Indiana Jones and the Kingdom of the Crystal Skull
'The Crystal Skulls' (10:12) deals with the fabled crystal skulls themselves. Spielberg, Lucas and others talk about the different skulls found across the world and the belief that they may be alien in origin. Lucas explains how this anchoring in 'reality' shaped the storyline to a degree. There's also behind-the-scenes footage of the creation of the skulls and the alien 'greys' and giant crystal skeletons.

'Iconic Props' (10:02) goes behind the scenes with the property master as he takes us through the various swords, armour, Area 51 artefacts and other weird and wonderful props used in the film. This sort of thing is always interesting, but I wish it had been a bit longer and covered some of the previous movies, although I'm guessing we'll eventually see something like that when the whole saga is released in one big boxed set.

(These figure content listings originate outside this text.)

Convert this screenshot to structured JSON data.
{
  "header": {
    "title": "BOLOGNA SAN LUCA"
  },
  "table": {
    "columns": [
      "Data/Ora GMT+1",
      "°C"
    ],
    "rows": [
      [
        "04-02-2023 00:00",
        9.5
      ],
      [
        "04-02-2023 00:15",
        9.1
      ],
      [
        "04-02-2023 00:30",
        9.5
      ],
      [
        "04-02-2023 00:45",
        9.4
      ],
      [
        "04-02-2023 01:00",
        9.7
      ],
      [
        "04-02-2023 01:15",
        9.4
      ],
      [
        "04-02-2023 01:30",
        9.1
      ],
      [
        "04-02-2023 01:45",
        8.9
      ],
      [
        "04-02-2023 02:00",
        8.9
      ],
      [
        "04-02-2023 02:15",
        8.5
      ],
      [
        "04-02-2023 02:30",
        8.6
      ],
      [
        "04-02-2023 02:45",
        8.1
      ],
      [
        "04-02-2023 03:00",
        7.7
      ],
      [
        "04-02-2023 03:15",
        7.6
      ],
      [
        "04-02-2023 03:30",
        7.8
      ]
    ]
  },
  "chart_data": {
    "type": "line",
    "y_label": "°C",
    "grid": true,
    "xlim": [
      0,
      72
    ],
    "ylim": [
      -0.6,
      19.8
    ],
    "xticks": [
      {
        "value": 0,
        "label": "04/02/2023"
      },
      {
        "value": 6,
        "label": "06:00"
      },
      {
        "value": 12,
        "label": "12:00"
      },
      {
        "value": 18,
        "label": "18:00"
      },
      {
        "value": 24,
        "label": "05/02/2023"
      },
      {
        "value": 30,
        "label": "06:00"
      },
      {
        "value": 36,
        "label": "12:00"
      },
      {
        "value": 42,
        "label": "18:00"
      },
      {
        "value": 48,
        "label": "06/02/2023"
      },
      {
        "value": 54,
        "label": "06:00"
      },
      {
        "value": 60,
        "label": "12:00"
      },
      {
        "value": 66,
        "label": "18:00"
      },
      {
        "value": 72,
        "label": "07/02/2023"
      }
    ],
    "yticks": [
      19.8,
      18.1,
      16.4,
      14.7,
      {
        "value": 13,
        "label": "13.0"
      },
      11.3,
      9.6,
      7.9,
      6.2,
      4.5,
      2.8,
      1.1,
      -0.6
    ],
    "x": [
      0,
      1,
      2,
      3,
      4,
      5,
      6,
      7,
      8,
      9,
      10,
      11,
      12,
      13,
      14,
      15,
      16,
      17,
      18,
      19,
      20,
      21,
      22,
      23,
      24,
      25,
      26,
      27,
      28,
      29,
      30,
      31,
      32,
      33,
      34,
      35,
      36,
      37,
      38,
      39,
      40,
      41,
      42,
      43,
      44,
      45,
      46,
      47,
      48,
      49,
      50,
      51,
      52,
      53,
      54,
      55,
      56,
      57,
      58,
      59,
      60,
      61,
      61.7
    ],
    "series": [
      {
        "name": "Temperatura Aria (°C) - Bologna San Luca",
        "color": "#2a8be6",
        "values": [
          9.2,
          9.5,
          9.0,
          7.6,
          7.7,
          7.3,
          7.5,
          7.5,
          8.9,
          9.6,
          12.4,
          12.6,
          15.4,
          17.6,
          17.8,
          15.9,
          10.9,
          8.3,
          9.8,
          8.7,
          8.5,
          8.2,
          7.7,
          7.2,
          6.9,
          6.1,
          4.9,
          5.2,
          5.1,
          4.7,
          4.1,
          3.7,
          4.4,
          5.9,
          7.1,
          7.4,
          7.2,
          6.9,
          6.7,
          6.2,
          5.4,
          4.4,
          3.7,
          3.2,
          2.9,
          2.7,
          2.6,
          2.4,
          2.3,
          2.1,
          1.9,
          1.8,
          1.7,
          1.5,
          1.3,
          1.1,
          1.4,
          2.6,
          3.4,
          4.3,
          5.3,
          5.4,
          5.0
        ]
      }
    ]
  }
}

Indiana Jones and the Kingdom of the Crystal Skull
'The Effects of Indy' (22.44) details the various visual effects techniques used to bring the action to life, from practical miniatures and compositing  to ILM's digital work. It was nice to see how the effects were created, and especially interesting to see how much of the work was actually digital and how much was merely enhanced with CGI.

'Adventures in Post-Production' (12:46) deals with the tasks of editing, sound design and scoring. Spielberg sets a lot of the introductions up, and there are interviews with Ben Burtt (who named his son Benny Burtt, if you can believe it) and John Williams among others. The featurette mostly concentrates on the audio elements of pre-production, mostly likely because the other stuff is covered in greater detail elsewhere.

‘Closing: Team Indy’ (03:43) is a short little featurette that basically name checks virtually everyone who worked on the film. This is followed by three computer generated ‘Pre-Visualization Sequences’ with a combined running time of around thirteen minutes. Things are rounded off by a series of five still galleries and three trailers.

Indiana Jones and the Kingdom of the Crystal Skull


I’m not claiming that Indiana Jones and the Kingdom of the Crystal Skull is a masterpiece, or even that it lives up to the standards set by the original film (it doesn’t, but let’s face it, neither did the other sequels). No, for me it’s an enjoyable way to spend some time in the company of an old friend. In fact, it’s one of the only films I’ve seen twice at the cinema this year—I liked it more the second time I saw it and I still like it after my third viewing.

As for the DVD, well the A/V presentation is good and the extras are solid, although much of the content is in danger of repeating material covered in the 'Production Diary'. If only Spielberg had relented and recorded a commentary track, we could have had something truly special on or hands. As it stands, this is a competent release that offers an enjoyable viewing experience. I don't have a problem recommending this one to fans of the series or those in search of a decent film to while away a couple of hours.